Segundo a pesquisa, a democratização do ingresso nas universidades públicas permitiu o acesso de pessoas oriundas de famílias nas quais a educação superior nunca havia sido uma possibilidade, o que pode gerar "sentimentos de inadequação em relação ao novo espaço, discriminação e pressão por desempenho acadêmico".
Para Portela, a política de acesso ao ensino superior também deveria ter ações voltadas para o atendimento psicológico dos estudantes. "Não basta criar condições de ingresso, mas ter medidas que garantam que a permanência nas universidades ocorra de maneira saudável."
"Entrar na universidade pode acessar questões psicológicas em todos os estudantes, por ser um processo de transição para a vida adulta. Mas, para esses grupos que estavam historicamente excluídos do ensino superior, pode ser ainda mais difícil se adaptar ao novo espaço, já que têm uma trajetória escolar marcada pelo racismo", disse.
Landa Costa, 36, foi a primeira de sua família a cursar o ensino superior público. Aprovada em filosofia na UFPel (Universidade Federal de Pelotas) aos 25 anos, Costa disse que a situação financeira e as diferenças com os colegas de turma foram sentidas já no primeiro, quando teve um quadro grave de depressão.
"Eu ainda tinha uma situação mais favorável do que outros colegas porque estava na moradia estudantil, recebia alimentação. Mas não tinha dinheiro para tirar uma xerox, comprar um desodorante", contou. A estudante conseguiu atendimento psicológico na universidade durante os quatro anos da graduação.
César Augusto da Ros, coordenador do Fonaprace (fórum que reúne pró-reitores de assuntos estudantis na rede federal), disse que os recursos do PNAES (Programa Nacional de Assistência Estudantil) são insuficientes para minimizar as desigualdades de condição encontradas pelos estudantes que ingressam no ensino superior.
Como os recursos são escassos, as universidades priorizam o uso da verba do programa para ações voltadas para moradia, transporte e alimentação. O orçamento do PNAES neste ano teve queda nominal de 3% em relação a 2019. O recurso do programa caiu de R$ 1,070 bilhão para R$ 1,038.

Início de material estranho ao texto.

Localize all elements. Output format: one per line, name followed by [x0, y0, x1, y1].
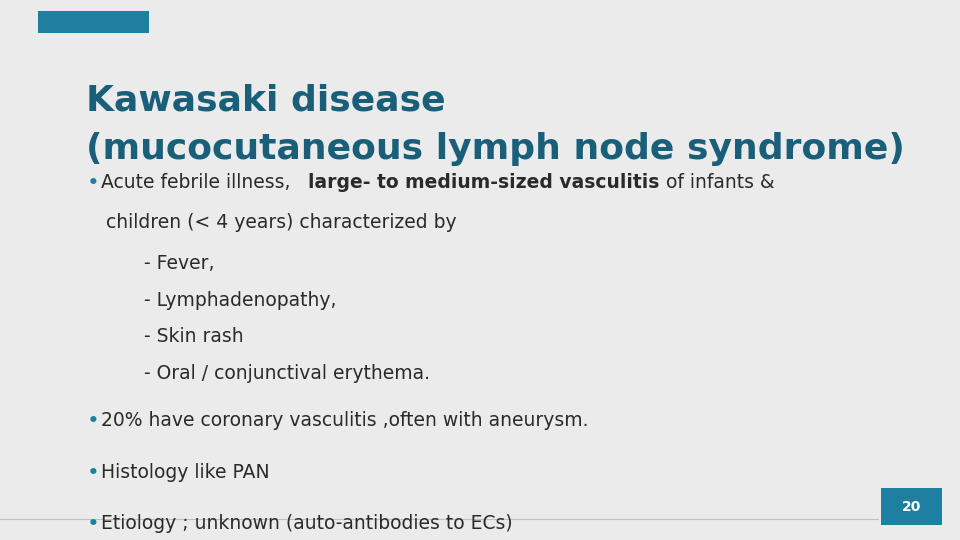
Text: •: •: [86, 173, 99, 193]
Text: Etiology ; unknown (auto-antibodies to ECs): Etiology ; unknown (auto-antibodies to E…: [101, 514, 513, 533]
Text: of infants &: of infants &: [660, 173, 775, 192]
Text: children (< 4 years) characterized by: children (< 4 years) characterized by: [106, 213, 456, 232]
Text: Acute febrile illness,: Acute febrile illness,: [101, 173, 308, 192]
FancyBboxPatch shape: [881, 488, 942, 525]
Text: •: •: [86, 463, 99, 483]
Text: •: •: [86, 514, 99, 534]
Text: Histology like PAN: Histology like PAN: [101, 463, 270, 482]
Text: Kawasaki disease: Kawasaki disease: [86, 84, 446, 118]
Text: 20: 20: [901, 500, 922, 514]
Text: 20% have coronary vasculitis ,often with aneurysm.: 20% have coronary vasculitis ,often with…: [101, 411, 588, 430]
Text: (mucocutaneous lymph node syndrome): (mucocutaneous lymph node syndrome): [86, 132, 905, 166]
Text: - Fever,: - Fever,: [144, 254, 214, 273]
Text: large- to medium-sized vasculitis: large- to medium-sized vasculitis: [308, 173, 660, 192]
Text: •: •: [86, 411, 99, 431]
Text: - Oral / conjunctival erythema.: - Oral / conjunctival erythema.: [144, 364, 430, 383]
FancyBboxPatch shape: [38, 11, 149, 33]
Text: - Skin rash: - Skin rash: [144, 327, 244, 346]
Text: - Lymphadenopathy,: - Lymphadenopathy,: [144, 291, 337, 309]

"Garantir a permanência do estudante na universidade não deve ser pensado apenas no ponto de vista da sobrevivência, mas em uma permanência de qualidade, saudável. As ações de apoio devem incluir apoio psicológico, pedagógico. Infelizmente, o recurso disponível é pequeno para tudo o que deveria ser feito para apoiar os estudantes", disse Ros.